Ken Wilber
Ken Wilber is an American writer on transpersonal psychology and his own integral theory, a systematic philosophy which suggests the synthesis of all human knowledge and experience. He has written 25 books relating to these subjects. Incorporating cultural studies, anthropology, systems theory, developmental psychology, biology, and spirituality, Integral Theory has been applied in fields as diverse as ecology, sustainability, psychotherapy, psychiatry, education, business, medicine, politics, sports, and art.
Wilber explains the need for an Integral Approach in the following way: In our current post-modern world, we possess an abundance of methodologies and practices belonging to a multitude of fields and knowledge traditions. What is utterly lacking however, is a coherent organization, and coordination of all these various practices, as well as their respective data-sets.
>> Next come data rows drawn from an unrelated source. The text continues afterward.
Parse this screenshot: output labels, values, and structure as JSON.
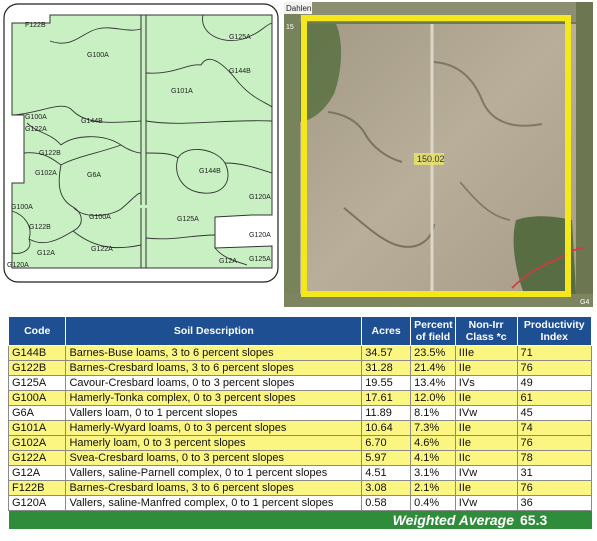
{
  "soil_map": {
    "labels": [
      "F122B",
      "G125A",
      "G100A",
      "G144B",
      "G101A",
      "G100A",
      "G122A",
      "G144B",
      "G122B",
      "G102A",
      "G144B",
      "G6A",
      "G100A",
      "G100A",
      "G120A",
      "G125A",
      "G122B",
      "G122A",
      "G12A",
      "G120A",
      "G125A",
      "G12A",
      "G120A"
    ]
  },
  "aerial": {
    "road_label": "Dahlen",
    "field_label": "150.02",
    "edge_labels": [
      "15",
      "G4"
    ],
    "border_color": "#f4e81a"
  },
  "table": {
    "headers": {
      "code": "Code",
      "description": "Soil Description",
      "acres": "Acres",
      "percent": "Percent of field",
      "class": "Non-Irr Class *c",
      "productivity": "Productivity Index"
    },
    "rows": [
      {
        "code": "G144B",
        "description": "Barnes-Buse loams, 3 to 6 percent slopes",
        "acres": "34.57",
        "percent": "23.5%",
        "class": "IIIe",
        "pi": "71"
      },
      {
        "code": "G122B",
        "description": "Barnes-Cresbard loams, 3 to 6 percent slopes",
        "acres": "31.28",
        "percent": "21.4%",
        "class": "IIe",
        "pi": "76"
      },
      {
        "code": "G125A",
        "description": "Cavour-Cresbard loams, 0 to 3 percent slopes",
        "acres": "19.55",
        "percent": "13.4%",
        "class": "IVs",
        "pi": "49"
      },
      {
        "code": "G100A",
        "description": "Hamerly-Tonka complex, 0 to 3 percent slopes",
        "acres": "17.61",
        "percent": "12.0%",
        "class": "IIe",
        "pi": "61"
      },
      {
        "code": "G6A",
        "description": "Vallers loam, 0 to 1 percent slopes",
        "acres": "11.89",
        "percent": "8.1%",
        "class": "IVw",
        "pi": "45"
      },
      {
        "code": "G101A",
        "description": "Hamerly-Wyard loams, 0 to 3 percent slopes",
        "acres": "10.64",
        "percent": "7.3%",
        "class": "IIe",
        "pi": "74"
      },
      {
        "code": "G102A",
        "description": "Hamerly loam, 0 to 3 percent slopes",
        "acres": "6.70",
        "percent": "4.6%",
        "class": "IIe",
        "pi": "76"
      },
      {
        "code": "G122A",
        "description": "Svea-Cresbard loams, 0 to 3 percent slopes",
        "acres": "5.97",
        "percent": "4.1%",
        "class": "IIc",
        "pi": "78"
      },
      {
        "code": "G12A",
        "description": "Vallers, saline-Parnell complex, 0 to 1 percent slopes",
        "acres": "4.51",
        "percent": "3.1%",
        "class": "IVw",
        "pi": "31"
      },
      {
        "code": "F122B",
        "description": "Barnes-Cresbard loams, 3 to 6 percent slopes",
        "acres": "3.08",
        "percent": "2.1%",
        "class": "IIe",
        "pi": "76"
      },
      {
        "code": "G120A",
        "description": "Vallers, saline-Manfred complex, 0 to 1 percent slopes",
        "acres": "0.58",
        "percent": "0.4%",
        "class": "IVw",
        "pi": "36"
      }
    ],
    "highlighted_rows": [
      0,
      1,
      3,
      5,
      6,
      7,
      9
    ],
    "weighted_average_label": "Weighted Average",
    "weighted_average_value": "65.3"
  },
  "colors": {
    "header_blue": "#1e4f93",
    "highlight_yellow": "#fbf582",
    "weighted_green": "#2f8c3b",
    "map_fill": "#c8f0c2"
  }
}
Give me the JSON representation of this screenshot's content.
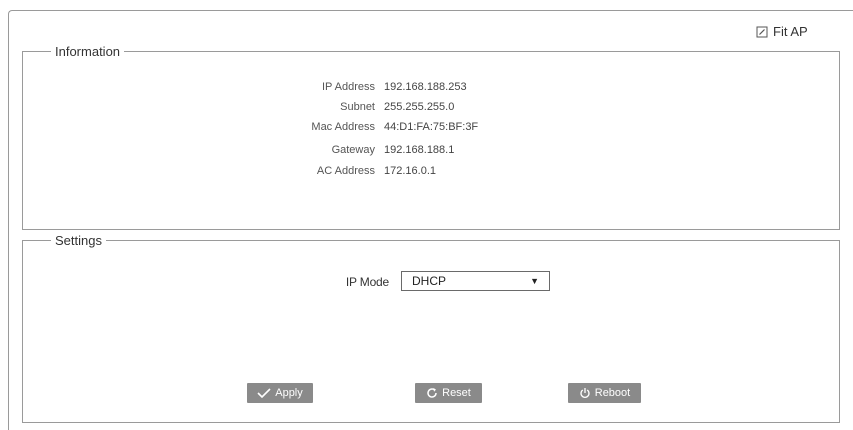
{
  "header": {
    "fit_ap_label": "Fit AP"
  },
  "information": {
    "legend": "Information",
    "rows": [
      {
        "label": "IP Address",
        "value": "192.168.188.253"
      },
      {
        "label": "Subnet",
        "value": "255.255.255.0"
      },
      {
        "label": "Mac Address",
        "value": "44:D1:FA:75:BF:3F"
      },
      {
        "label": "Gateway",
        "value": "192.168.188.1"
      },
      {
        "label": "AC Address",
        "value": "172.16.0.1"
      }
    ]
  },
  "settings": {
    "legend": "Settings",
    "ip_mode_label": "IP Mode",
    "ip_mode_value": "DHCP"
  },
  "buttons": {
    "apply": "Apply",
    "reset": "Reset",
    "reboot": "Reboot"
  },
  "icons": {
    "fit_ap": "edit-icon",
    "apply": "check-icon",
    "reset": "refresh-icon",
    "reboot": "power-icon"
  },
  "colors": {
    "button_bg": "#8a8a8a",
    "border": "#9a9a9a"
  }
}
What is needed is an approach that moves beyond this indiscriminate eclectic-pluralism, to an “Integral Methodological Pluralism” — driving toward a genuine “theory of everything” that helps to enrich and deepen every field through an understanding of exactly how and where each one fits in relation to all the others.
In short, the Integral Approach is the coherent organization, coordination, and harmonization of all of the relevant practices, methodologies, and experiences available to human beings. Through the Integral approach, we reveal the previously unseen possibilities for a better, more compassionate, and more sustainable future for all of us.